It seems to me that a lot of these color ‘correction’(more like reinterpretation) samples fall victim to a lot of basic photography post processing mistakes (speaking as a professional photographer if that carries any weight (honestly it shouldn’t these days 😛)).
-The fixation on neutral whites and grays.
I remember a few years ago on this site when everyones color corrections included completely monochrome death star interiors and monochrome tie-fighters. And i knew for a fact that the models for the tie-fighters had a blue tint since i had seen them at the ‘art of star wars’ exhibition in Helsinki in 2000.

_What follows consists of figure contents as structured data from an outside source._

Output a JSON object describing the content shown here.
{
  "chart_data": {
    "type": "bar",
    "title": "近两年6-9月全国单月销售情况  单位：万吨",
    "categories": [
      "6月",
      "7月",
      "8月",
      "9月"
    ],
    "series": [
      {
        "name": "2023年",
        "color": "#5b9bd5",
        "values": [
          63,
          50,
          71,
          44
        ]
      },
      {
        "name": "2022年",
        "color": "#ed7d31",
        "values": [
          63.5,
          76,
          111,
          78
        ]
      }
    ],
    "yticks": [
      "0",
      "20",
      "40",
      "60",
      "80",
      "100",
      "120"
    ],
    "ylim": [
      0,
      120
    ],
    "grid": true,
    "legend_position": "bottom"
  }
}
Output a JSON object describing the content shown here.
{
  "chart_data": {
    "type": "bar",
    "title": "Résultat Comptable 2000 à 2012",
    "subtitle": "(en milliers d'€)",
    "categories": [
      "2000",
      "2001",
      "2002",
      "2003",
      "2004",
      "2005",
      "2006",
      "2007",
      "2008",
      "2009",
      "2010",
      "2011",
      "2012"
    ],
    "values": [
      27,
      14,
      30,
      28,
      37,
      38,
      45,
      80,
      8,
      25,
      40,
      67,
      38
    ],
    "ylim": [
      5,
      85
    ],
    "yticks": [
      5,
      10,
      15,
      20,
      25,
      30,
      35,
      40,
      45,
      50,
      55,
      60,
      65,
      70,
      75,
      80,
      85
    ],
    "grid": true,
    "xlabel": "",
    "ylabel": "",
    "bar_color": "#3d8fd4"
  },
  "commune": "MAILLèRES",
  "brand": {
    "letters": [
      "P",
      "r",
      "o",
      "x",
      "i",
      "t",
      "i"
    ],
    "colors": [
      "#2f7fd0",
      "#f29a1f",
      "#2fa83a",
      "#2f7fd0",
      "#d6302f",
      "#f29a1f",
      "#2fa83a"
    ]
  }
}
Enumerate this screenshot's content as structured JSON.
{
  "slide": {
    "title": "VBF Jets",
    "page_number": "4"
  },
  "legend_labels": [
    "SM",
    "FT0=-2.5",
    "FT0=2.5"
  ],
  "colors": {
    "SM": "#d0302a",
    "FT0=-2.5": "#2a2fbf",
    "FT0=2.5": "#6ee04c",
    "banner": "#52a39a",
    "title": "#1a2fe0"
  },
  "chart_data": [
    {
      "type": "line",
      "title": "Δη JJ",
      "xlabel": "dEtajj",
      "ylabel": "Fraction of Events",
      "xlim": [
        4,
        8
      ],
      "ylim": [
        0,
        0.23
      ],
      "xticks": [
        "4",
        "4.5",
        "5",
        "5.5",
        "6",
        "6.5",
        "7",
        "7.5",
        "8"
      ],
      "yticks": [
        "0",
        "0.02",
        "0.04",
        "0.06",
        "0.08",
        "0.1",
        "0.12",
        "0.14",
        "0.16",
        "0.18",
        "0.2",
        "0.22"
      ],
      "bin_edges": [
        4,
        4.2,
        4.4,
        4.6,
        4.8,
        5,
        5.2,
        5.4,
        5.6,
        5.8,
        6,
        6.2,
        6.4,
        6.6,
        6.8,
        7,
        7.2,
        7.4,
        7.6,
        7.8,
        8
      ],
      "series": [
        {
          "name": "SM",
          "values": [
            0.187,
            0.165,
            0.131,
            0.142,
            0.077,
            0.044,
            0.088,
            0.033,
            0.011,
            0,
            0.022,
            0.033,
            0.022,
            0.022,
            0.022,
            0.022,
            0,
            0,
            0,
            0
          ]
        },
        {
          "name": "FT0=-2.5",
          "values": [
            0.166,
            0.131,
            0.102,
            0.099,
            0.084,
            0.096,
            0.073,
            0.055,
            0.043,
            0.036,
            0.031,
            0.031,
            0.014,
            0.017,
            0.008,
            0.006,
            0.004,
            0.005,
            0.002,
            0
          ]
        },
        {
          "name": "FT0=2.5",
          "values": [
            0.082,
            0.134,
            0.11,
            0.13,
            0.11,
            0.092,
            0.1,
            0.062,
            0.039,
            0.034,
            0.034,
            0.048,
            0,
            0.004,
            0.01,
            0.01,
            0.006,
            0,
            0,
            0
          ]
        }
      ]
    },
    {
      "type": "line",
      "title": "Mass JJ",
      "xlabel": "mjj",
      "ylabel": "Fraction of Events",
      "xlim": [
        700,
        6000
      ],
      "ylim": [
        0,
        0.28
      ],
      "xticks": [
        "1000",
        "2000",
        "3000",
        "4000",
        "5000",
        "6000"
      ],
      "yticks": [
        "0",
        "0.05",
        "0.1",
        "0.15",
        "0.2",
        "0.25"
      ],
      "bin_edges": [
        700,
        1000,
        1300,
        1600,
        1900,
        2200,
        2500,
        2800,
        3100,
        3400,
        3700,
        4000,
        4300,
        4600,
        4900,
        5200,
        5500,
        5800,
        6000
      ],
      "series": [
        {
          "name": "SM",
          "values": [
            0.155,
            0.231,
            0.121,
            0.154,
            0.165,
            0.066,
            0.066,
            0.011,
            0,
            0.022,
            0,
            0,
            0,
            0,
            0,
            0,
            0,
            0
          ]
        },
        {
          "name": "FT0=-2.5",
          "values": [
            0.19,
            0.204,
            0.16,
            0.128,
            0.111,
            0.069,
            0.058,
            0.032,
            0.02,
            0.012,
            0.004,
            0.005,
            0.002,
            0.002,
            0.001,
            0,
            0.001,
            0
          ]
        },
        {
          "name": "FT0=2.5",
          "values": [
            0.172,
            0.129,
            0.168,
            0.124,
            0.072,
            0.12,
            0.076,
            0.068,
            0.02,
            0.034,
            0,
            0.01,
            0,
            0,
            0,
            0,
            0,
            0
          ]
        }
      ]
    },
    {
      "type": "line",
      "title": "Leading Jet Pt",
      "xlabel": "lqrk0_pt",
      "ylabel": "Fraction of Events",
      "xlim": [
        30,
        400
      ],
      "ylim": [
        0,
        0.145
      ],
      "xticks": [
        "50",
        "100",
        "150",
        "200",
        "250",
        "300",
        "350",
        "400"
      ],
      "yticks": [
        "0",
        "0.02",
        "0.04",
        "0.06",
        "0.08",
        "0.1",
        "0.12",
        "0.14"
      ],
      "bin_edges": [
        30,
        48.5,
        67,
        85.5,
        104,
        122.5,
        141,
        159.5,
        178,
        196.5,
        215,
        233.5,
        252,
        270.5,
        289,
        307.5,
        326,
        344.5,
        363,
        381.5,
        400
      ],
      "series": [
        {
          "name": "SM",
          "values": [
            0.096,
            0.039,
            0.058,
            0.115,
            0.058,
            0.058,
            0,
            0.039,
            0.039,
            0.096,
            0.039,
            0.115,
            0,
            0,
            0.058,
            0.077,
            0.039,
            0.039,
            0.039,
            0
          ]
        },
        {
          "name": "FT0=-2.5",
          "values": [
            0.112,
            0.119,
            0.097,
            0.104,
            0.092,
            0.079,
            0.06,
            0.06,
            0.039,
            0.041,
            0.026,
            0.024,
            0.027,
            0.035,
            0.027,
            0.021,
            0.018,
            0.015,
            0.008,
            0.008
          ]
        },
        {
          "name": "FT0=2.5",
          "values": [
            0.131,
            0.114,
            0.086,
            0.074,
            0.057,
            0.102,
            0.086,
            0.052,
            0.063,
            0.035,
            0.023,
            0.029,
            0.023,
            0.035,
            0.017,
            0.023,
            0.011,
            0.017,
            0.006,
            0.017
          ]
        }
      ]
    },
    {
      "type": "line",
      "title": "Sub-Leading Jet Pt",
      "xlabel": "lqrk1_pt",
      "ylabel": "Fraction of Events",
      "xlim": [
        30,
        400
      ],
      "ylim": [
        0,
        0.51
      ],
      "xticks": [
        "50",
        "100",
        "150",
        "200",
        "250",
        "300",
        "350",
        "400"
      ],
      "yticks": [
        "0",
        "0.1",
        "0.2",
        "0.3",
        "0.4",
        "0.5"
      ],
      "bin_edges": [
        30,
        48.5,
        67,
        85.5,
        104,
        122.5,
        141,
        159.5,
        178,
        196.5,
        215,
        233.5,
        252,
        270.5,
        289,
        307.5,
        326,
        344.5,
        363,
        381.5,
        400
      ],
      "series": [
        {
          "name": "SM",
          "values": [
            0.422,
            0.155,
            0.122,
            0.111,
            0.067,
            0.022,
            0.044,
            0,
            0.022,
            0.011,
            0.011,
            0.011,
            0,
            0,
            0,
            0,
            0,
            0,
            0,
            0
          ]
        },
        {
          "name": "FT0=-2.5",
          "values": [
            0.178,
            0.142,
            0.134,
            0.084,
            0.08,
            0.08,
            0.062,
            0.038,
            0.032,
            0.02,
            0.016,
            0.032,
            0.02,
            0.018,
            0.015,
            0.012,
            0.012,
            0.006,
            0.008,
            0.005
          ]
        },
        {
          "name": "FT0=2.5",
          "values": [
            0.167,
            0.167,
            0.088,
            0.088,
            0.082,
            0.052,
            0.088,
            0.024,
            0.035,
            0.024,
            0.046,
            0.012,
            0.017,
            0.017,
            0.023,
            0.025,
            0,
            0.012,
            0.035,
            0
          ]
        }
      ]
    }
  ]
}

While this might seem like it makes sense in a still picture intended for display as is we have to remember that even though an object is painted white or gray it will not appear as such in almost anything except open daylight lighting conditions in outer space. Light is reflected off of every surface in the scene and tint white and gray objects.
If they used cool fluorescent lights on set or depending on what color balance film they used etc gray won’t look grey and white shouldn’t look perfectly white in almost any context which brings me to nr2.
-Maximizing the dynamic range of the shot.
There’s often a strive to maximize the utilization of the available dynamic range in every shot or scene in order to give more punch or life-like contrast to a scene. Which means people want to push the brightest pixels in the scene to close to pure white and the darkest pixels to close to pure black. And while it can mostly look good it can cause problems and inconsistency between shots of the same scene. There might not be anything close to resembling pure white light in the scene, so pushing to contrast to maximize the dynamic range will overexpose the next best thing. A lot of the white hallway shots the walls appear way way too bright. It’s also important to realize the relationship between contrast and saturation. A lot of the reason why something might appear too warm or cool can be explained by too much contrast. I often find it’s advantageous to alter luminance curves separately from saturation in order to not over-saturate (blow out) colored highlights which seems to be a constant problem in the blu-ray. I think this is the reason the desert shots of 4k83 look severely overexposed in the teaser trailer i saw.
Digitizing film is a minefield, i know since I’ve done it plenty, thankfully the restoration projects aren’t actually scanning negatives since you wouldn’t see one frame of accurate color if that was the case. Which i also think is one of the reason the older scans used for the blu-rays look so bad, especially when it comes to color accuracy, especially the magenta. Getting good digital color of a negative is very hard. Firstly you need to get rid of the extreme orange tint, and this should be done optically with colored filters since otherwise you’re just sacrificing color depth to do it digitally. And even so it’s completely open to interpretation what shade of red something was supposed to be, especially hard since if you couldn’t eliminate to orange mask optically then when inverted all your red tones will have a strong over-saturated magenta cast. Transparency film is easier somewhat since the color is mostly correct (unless it’s old and faded) but it has less captured dynamic range than negative film, so you get crushed blacks definitely and blown out highlights if you’re not careful. The contrast of the picture on the film is a lot higher on transparency film than negative, so there might be problems while digitizing unless your digitizing sensor is up to snuff.
I think most of drdre’s colors look good, but i’m mostly concerned that they are too contrasty, and could actually benefit from being a bit more darker and dull.